The fund’s catalogue of royalties, which includes music from Neil Young, Justin Bieber and Mark Ronson, saw its valuation slashed following an independent valuation earlier this year, worsened by an accounting error discovered in March.

Shares soared 30% in opening Thursday trades.

7.50am: Deliveroo UK lags international order growth

Deliveroo PLC (LSE:ROO)’s cross transaction value (GTV) was up 6% year on year at constant-currency rates in the first quarter, with per-order value increasing 4%.

International order growth outstripped the UK and Ireland market, which saw no growth in order volumes compared to 4% growth internationally.

However, the revenue take rate from those orders fell 2% internationally while adding 2% in the UK and Ireland.

Deliveroo has kicked off a £30 million share buyback programme thanks to positive free cash flow.

Founder and chief executive Will Shu said he was “pleased with the start we have made to this year, building on the strong progress in 2023”.

“We made particularly strong progress in International markets during the quarter, with notable improvements in France, UAE and Hong Kong, and continued strength in Italy.

He said the UK and Ireland consumer environment “remains stable but uncertain”.
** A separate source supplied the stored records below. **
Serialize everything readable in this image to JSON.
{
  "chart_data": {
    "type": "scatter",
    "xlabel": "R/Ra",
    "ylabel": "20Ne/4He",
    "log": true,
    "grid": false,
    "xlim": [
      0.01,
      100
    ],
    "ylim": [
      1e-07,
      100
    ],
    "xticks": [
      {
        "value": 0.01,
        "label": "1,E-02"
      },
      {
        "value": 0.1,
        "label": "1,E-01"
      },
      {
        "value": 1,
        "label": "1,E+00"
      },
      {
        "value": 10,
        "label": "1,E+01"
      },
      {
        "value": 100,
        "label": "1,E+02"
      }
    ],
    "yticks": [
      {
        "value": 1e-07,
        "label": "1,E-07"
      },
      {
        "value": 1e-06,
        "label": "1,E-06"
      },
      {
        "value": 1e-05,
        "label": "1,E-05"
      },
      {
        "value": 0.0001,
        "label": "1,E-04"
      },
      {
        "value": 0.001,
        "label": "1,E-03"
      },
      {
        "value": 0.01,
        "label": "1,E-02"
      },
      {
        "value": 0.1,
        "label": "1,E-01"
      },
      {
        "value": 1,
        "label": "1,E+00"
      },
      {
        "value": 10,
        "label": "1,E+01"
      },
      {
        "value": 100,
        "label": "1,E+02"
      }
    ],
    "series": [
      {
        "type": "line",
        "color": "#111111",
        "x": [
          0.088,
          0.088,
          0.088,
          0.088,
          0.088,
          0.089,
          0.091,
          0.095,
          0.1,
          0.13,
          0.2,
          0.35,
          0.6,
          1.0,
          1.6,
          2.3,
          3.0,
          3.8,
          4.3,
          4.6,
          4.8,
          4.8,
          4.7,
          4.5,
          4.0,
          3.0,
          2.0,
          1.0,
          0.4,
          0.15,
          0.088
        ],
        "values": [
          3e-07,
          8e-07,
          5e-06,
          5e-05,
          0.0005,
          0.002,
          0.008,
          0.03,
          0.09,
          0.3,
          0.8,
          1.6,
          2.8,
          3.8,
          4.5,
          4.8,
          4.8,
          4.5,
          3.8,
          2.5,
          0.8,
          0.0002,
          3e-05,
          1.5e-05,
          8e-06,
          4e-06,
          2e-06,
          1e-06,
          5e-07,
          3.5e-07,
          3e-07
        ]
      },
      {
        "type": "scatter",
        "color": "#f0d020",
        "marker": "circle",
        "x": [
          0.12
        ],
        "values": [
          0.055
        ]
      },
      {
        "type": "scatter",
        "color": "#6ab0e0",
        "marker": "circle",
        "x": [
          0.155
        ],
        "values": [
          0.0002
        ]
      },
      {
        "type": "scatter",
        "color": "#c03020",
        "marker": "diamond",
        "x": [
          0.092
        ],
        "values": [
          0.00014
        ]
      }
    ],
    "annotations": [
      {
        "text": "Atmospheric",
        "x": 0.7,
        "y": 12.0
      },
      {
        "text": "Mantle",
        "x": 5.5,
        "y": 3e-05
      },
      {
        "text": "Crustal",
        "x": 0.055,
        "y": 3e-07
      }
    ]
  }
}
Full-year guidance was maintained at GTV growth in the range of 5-9% and adjusted earnings in the range of £110-130 million.

7.27am: easyJet losses narrow

easyJet PLC reduced its winter losses by more than £50 million compared to last year due to a 9% year-on-year growth in both ticket yields and 10% growth in extras.

Headline losses before tax are expected to be between £340 and £360 million, per today’s interim trading update.

In the first half of the financial year, easyJet increased its capacity by approximately 8% to accommodate the growing demand at the budget airline, which recently reclaimed its spot as a FTSE 100 constituent.

Looking ahead, easyJet expects third-quarter revenues to be “slightly” up year on year, helped by the Easter peak falling into March.

For the fourth quarter, revenue per seat is anticipated to remain significantly ahead year-on-year, with about 30% of capacity already sold.

Chief executive Johan Lundgren said: “We have further enhanced our network with the launch of new bases in Alicante and Birmingham providing greater choice for consumers across Europe.

“We are well set up operationally for this summer season where we expect easyJet to be one of the fastest growing major airlines in Europe and take more customers on easyJet holidays than ever before.”

He noted that the onset of the conflict in the Middle East “resulted in a pause in flights to Israel and Jordan and a temporary slowdown in flight bookings for the wider industry”.

7.12am: Blue-chip index to add 35 points

The FTSE 100 is expected to open higher today after finishing up 28 points higher at 7,848 on Wednesday.

Despite trading in the red for a large chunk of the session, the blue-chip index recovered thanks to a strong showing for mining stocks including Anglo American, Fresnillo, Antofagasta and Rio Tinto.

A momentary respite in knife-edge tensions between Iran and Israel appears to be bolstering market sentiment for now.

Without any major announcements on the macroeconomic calendar this morning, attention turns to trading updates from the likes of wealth platform AJ Bell, homewares retailer Dunelm and Rentokil, plus an interim earnings report from easyJet.

Futures contracts have the FTSE 100 adding 35 points to 7,892.